Prior to the new hotline, students and staff members could report incidents with their school or through a bullying portal the department launched in 2020 in response to a fatal school stabbing a few years earlier by a student who had been bullied.

From September to January last school year, the city saw roughly 440 school reports about incidents related to ethnicity or national origin, up about 30% from the same time the year before, according to public data. There were nearly 290 reports related to religion, up nearly 78% from the year before.

Students also reported that such bullying was on the rise, according to the annual school surveys. About 40% of the middle and high school students who responded to the survey reported seeing harassment based on race, ethnicity, religion, or immigration status, up from 30% in 2019.

Many people had been asking the Education Department to create a hotline or dedicated way to specifically report hate-rated incidents, including Karen Marder, the teacher at Hillcrest High School in Queens, who faced a raucous student protest over her support of Israel in the aftermath of the attacks on Oct. 7, 2023.

Marder recently sued the city for failing to protect her before students began marching in the hallways, calling for her ouster. She has, however, remained at the school — she now helps oversee student discipline as one of the school’s deans — and has been heartened that the new school year has started off relatively calm under a new principal. She spent much of the past year calling on outgoing schools Chancellor David Banks to create a hotline like the one that was just launched.

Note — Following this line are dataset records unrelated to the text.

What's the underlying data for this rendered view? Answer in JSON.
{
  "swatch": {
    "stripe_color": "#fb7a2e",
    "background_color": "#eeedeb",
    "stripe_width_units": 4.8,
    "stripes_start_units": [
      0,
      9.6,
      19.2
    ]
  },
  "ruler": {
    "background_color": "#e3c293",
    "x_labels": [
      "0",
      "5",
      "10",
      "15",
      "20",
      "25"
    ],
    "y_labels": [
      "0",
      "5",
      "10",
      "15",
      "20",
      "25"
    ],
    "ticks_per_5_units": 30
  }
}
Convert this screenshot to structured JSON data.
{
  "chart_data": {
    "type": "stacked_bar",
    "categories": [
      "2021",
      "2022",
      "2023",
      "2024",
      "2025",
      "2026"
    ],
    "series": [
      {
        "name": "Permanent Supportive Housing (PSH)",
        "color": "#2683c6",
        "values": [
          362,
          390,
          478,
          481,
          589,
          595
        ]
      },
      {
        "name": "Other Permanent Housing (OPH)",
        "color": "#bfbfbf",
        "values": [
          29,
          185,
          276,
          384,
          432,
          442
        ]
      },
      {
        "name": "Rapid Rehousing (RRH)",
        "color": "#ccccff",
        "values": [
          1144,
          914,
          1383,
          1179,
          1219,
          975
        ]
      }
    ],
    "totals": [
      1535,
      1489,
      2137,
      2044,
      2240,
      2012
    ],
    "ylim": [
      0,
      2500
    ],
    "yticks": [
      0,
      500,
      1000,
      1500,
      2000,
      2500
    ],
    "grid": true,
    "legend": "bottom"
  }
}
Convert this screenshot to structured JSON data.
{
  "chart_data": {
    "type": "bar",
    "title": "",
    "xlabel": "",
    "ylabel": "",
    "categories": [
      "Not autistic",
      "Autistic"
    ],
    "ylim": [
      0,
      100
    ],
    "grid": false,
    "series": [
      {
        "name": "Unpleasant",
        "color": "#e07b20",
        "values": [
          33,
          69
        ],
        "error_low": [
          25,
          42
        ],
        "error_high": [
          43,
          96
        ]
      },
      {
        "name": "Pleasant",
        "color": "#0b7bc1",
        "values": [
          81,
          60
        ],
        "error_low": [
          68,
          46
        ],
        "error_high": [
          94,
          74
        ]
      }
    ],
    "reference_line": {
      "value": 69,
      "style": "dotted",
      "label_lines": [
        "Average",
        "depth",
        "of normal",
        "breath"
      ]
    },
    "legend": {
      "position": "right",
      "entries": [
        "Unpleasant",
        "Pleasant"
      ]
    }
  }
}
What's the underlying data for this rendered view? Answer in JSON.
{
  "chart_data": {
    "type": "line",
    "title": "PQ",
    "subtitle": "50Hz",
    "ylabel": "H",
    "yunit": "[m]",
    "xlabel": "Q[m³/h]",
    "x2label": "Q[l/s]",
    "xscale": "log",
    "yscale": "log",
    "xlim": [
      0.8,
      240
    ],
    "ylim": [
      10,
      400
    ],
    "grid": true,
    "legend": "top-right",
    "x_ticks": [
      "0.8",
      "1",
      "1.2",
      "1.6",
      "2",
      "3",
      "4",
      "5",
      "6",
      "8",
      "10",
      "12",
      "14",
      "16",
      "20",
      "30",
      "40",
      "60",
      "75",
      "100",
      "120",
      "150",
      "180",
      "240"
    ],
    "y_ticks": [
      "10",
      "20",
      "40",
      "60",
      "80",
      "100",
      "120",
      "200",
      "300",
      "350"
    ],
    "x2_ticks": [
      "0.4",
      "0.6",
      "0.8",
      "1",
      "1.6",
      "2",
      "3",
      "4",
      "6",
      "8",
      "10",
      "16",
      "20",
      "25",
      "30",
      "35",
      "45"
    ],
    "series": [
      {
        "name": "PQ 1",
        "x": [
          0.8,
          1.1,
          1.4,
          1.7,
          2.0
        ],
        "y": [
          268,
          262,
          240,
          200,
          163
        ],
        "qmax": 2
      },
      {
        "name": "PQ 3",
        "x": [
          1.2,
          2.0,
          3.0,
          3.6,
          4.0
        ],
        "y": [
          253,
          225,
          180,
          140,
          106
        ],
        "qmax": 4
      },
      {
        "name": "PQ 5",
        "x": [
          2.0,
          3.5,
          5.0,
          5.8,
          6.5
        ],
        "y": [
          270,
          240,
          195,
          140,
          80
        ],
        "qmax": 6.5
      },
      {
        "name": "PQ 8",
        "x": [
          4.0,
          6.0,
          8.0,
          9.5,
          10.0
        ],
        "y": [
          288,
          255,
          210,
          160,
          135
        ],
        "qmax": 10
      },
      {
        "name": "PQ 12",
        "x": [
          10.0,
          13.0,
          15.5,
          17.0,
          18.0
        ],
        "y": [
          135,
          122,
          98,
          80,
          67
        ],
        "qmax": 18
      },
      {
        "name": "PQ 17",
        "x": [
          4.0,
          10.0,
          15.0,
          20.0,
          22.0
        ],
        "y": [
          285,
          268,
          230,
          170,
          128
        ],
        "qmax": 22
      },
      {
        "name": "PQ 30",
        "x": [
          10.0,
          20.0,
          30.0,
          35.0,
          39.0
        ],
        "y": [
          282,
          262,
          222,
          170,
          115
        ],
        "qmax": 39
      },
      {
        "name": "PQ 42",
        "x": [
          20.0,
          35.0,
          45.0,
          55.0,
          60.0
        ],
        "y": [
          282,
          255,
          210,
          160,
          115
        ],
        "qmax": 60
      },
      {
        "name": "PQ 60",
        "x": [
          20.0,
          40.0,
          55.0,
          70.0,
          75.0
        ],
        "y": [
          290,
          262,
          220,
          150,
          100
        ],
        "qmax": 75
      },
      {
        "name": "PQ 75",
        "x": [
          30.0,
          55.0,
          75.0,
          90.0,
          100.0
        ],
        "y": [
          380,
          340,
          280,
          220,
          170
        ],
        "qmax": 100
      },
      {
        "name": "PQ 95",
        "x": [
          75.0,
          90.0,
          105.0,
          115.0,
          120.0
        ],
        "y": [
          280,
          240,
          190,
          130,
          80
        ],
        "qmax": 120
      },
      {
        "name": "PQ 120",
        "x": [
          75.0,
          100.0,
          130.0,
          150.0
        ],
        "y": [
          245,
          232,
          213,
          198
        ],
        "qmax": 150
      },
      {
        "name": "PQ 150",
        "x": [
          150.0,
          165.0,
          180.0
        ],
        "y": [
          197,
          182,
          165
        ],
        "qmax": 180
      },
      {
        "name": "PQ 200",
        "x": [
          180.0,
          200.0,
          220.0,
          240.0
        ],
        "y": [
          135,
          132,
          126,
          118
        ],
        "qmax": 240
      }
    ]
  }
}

“I’m very happy they are finally doing this though it shouldn’t have taken a year,” she told Chalkbeat.

As local colleges braced for protests, the Education Department’s Office of Safety and Prevention Partnerships expected to deploy additional staffers to public schools on Monday, officials said. And ahead of Oct. 7, Education Department officials sent reminders to principals about the role of schools to create safe spaces for students to engage with current events — but in ways that ensure schools don’t take political stances, officials said. Students have previously complained that they don’t feel supported or encouraged to discuss the issues.

Additionally, the Education Department this fall is offering new anti-discrimination staff training with a specific focus on antisemitism and Islamophobia. The city’s Hidden Voices curriculum — which focuses on historical figures whose stories seldom get told — is expected to release installments by the end of the school year on Muslim Americans and Jewish Americans, and the city is encouraging schools to visit museums to help deepen students’ understanding of different cultures and their histories. The school system’s Interfaith Advisory Council is continuing to meet this year, as a way to demonstrate to students how to build bridges across different groups.